His own style is hard to define, but his constants are fine fabrics and idiosyncratic designs, he says. This began at eight years old; when most boys don’t want to be different, he “adored” that he had a grey corduroy suit while everyone else had flannel. At Rada in 1961, he talks of buying a pair of elastic-sided Cuban-heeled boots in theatrical footwear shop Anello & Davide – “presumably for Spanish dancers” – to wear as everyday shoes. At the time, he and his flatmate, actor Ian McShane, seemed the only men wearing them in London. Two years later, they were worn by The Beatles – then everyone.

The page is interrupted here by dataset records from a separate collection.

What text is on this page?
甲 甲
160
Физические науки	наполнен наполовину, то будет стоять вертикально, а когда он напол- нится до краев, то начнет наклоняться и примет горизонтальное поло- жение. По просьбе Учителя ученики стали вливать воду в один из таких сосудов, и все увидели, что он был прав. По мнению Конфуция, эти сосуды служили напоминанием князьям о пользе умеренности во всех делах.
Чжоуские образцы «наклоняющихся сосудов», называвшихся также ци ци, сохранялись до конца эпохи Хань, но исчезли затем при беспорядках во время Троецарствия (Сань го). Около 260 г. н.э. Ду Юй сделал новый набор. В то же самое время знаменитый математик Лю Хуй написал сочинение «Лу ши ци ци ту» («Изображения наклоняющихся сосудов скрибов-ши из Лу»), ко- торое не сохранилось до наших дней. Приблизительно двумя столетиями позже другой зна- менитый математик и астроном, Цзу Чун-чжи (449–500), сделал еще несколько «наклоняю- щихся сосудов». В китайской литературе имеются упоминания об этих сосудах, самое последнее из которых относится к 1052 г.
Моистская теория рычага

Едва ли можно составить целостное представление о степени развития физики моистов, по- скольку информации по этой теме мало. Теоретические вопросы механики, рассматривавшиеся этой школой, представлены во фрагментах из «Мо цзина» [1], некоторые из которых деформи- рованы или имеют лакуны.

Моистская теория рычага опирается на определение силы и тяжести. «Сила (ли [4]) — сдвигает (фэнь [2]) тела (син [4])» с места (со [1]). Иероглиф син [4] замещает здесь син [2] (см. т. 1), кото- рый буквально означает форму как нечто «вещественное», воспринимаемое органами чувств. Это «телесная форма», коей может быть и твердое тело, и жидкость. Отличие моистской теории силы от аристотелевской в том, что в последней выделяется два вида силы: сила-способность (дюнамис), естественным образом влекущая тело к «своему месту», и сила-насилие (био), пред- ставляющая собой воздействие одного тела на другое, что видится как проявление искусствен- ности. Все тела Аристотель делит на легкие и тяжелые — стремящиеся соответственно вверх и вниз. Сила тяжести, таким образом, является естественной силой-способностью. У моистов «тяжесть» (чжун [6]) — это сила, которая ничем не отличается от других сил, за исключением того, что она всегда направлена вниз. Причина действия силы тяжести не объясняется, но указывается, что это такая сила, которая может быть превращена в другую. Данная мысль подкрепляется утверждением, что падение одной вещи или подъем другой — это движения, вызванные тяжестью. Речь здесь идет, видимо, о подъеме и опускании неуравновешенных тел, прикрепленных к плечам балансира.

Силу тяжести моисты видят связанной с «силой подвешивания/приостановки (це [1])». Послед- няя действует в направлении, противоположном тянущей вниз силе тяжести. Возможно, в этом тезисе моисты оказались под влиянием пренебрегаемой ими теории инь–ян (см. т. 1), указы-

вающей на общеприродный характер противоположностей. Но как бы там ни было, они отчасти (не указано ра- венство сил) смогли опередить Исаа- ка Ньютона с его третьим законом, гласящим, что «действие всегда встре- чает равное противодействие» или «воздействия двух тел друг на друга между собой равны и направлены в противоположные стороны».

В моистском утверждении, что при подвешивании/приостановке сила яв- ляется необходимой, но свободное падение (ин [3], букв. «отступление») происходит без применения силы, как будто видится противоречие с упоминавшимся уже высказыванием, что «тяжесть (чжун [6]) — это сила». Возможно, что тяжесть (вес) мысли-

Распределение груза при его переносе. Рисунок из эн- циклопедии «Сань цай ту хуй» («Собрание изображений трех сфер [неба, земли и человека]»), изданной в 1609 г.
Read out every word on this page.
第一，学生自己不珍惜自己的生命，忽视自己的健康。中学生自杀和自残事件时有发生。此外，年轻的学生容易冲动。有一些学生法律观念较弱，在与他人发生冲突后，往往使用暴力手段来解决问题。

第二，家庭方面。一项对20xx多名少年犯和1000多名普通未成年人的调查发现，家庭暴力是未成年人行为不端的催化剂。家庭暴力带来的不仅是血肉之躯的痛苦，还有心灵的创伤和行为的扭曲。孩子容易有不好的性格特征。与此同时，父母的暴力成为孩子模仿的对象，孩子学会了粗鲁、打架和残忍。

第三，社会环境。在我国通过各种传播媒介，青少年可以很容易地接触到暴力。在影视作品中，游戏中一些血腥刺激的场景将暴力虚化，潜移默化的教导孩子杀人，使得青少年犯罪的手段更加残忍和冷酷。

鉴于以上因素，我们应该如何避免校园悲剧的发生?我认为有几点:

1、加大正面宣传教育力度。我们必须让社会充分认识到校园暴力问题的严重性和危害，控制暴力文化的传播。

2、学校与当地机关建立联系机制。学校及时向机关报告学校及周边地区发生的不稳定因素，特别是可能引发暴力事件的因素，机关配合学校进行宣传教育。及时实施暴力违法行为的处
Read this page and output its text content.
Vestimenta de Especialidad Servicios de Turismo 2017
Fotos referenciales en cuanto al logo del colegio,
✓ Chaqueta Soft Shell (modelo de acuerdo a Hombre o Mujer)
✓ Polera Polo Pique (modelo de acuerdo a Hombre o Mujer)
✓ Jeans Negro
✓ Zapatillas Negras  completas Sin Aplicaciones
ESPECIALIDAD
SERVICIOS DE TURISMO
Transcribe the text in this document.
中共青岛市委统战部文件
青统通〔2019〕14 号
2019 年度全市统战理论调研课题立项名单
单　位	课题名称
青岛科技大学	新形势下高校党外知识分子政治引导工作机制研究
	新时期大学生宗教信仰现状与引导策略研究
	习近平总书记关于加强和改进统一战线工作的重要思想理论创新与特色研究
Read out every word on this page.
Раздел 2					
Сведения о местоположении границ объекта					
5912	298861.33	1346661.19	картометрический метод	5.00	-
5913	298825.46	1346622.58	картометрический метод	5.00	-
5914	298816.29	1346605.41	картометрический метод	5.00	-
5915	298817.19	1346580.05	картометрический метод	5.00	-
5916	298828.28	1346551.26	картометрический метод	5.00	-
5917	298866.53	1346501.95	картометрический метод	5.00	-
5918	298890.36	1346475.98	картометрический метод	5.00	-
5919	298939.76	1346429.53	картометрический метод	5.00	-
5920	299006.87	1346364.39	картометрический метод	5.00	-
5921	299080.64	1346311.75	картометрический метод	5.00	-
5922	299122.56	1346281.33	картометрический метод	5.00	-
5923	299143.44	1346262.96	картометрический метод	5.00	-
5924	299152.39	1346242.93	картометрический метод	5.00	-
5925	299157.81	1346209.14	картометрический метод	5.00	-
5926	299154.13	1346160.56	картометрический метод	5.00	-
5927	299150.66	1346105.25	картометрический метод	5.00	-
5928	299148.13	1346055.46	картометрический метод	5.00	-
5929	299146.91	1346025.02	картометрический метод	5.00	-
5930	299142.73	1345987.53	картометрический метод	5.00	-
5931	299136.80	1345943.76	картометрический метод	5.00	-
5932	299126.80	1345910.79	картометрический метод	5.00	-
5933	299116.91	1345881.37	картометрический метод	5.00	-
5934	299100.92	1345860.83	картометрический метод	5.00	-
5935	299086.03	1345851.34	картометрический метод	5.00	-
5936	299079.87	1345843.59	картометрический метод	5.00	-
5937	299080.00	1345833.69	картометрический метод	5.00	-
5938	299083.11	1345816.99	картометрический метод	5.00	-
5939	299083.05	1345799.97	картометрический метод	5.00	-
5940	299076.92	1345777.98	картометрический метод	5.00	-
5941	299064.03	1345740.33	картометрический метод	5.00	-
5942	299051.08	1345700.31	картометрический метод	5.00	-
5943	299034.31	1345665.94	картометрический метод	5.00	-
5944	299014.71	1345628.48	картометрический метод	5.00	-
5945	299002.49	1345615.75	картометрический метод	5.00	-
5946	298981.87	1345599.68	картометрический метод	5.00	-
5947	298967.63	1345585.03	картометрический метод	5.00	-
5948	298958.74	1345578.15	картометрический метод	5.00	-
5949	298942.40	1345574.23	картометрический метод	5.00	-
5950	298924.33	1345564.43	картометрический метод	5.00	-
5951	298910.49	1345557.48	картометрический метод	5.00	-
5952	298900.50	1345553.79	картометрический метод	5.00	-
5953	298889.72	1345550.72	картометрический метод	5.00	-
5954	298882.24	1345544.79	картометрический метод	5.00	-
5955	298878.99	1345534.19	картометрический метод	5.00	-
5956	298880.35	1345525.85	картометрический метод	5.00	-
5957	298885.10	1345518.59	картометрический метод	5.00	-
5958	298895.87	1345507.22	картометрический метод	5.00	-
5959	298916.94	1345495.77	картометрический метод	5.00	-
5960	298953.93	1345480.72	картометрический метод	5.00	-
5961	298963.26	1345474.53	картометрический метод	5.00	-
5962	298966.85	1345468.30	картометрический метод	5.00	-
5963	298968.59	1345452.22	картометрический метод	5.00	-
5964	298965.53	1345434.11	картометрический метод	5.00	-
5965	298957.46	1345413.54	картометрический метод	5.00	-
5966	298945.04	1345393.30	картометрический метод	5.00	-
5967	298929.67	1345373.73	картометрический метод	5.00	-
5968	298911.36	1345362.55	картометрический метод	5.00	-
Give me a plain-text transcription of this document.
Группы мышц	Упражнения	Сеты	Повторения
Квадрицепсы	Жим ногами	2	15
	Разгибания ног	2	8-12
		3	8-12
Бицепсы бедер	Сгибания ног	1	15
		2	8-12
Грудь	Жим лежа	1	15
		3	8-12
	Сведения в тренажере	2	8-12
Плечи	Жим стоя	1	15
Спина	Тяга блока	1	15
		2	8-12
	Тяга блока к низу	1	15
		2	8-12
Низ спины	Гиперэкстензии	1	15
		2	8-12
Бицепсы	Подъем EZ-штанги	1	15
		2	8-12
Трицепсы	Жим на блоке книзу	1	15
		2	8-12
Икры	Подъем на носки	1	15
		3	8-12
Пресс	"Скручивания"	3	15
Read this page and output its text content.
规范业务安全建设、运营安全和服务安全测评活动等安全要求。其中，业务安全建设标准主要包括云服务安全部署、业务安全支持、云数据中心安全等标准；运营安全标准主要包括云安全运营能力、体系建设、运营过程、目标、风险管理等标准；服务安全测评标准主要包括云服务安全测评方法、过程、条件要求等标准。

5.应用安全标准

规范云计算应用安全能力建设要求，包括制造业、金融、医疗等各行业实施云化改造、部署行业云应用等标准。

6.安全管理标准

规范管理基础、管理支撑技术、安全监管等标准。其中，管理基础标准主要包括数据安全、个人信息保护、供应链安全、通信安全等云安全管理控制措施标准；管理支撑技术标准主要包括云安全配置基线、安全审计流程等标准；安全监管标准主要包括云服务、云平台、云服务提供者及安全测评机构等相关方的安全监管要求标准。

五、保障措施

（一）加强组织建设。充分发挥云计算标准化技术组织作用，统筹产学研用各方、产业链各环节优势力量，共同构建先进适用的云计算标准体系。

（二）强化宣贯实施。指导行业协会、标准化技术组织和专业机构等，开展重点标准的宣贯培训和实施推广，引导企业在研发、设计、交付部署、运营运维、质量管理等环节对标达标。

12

Now, Hurt loves vintage-inspired high-rise trousers with braces buttons, made to order at Old Town, in Norfolk: “They use such wonderful, old, rare fabrics, one of which they get from a steam-powered mill.” His distinctive Lindberg glasses are also retro in feel. “You don’t have to make them [frames] insignificant – they can be part of your whole presentation.” And hats are a cornerstone: “It’s always the occasion to wear one, if you’re going out” – from Irish caps like those he wore in 1990 drama The Field to brimmed (“not too wide as I have a small face”) or straw hats from Lock & Co.
For a major awards ceremony, Hurt chooses Ozwald Boateng, or “something more Dickensian – a barathea frock coat with a bow tie”. He wore a three-piece Sienna linen suit made by tailor John Pearse to receive his knighthood in 2015. It was originally made for his character in Heroes, the Gérald Sibleyras play translated by Sir Tom Stoppard, in which Hurt performed in 2005.
“You’ve got to be careful with style, how you describe it,” he concludes. “So much comes from things you observe, that lodge in your mind – what you see in somebody else and want to reproduce in yourself. Style is longing… longing to be something or someone else.”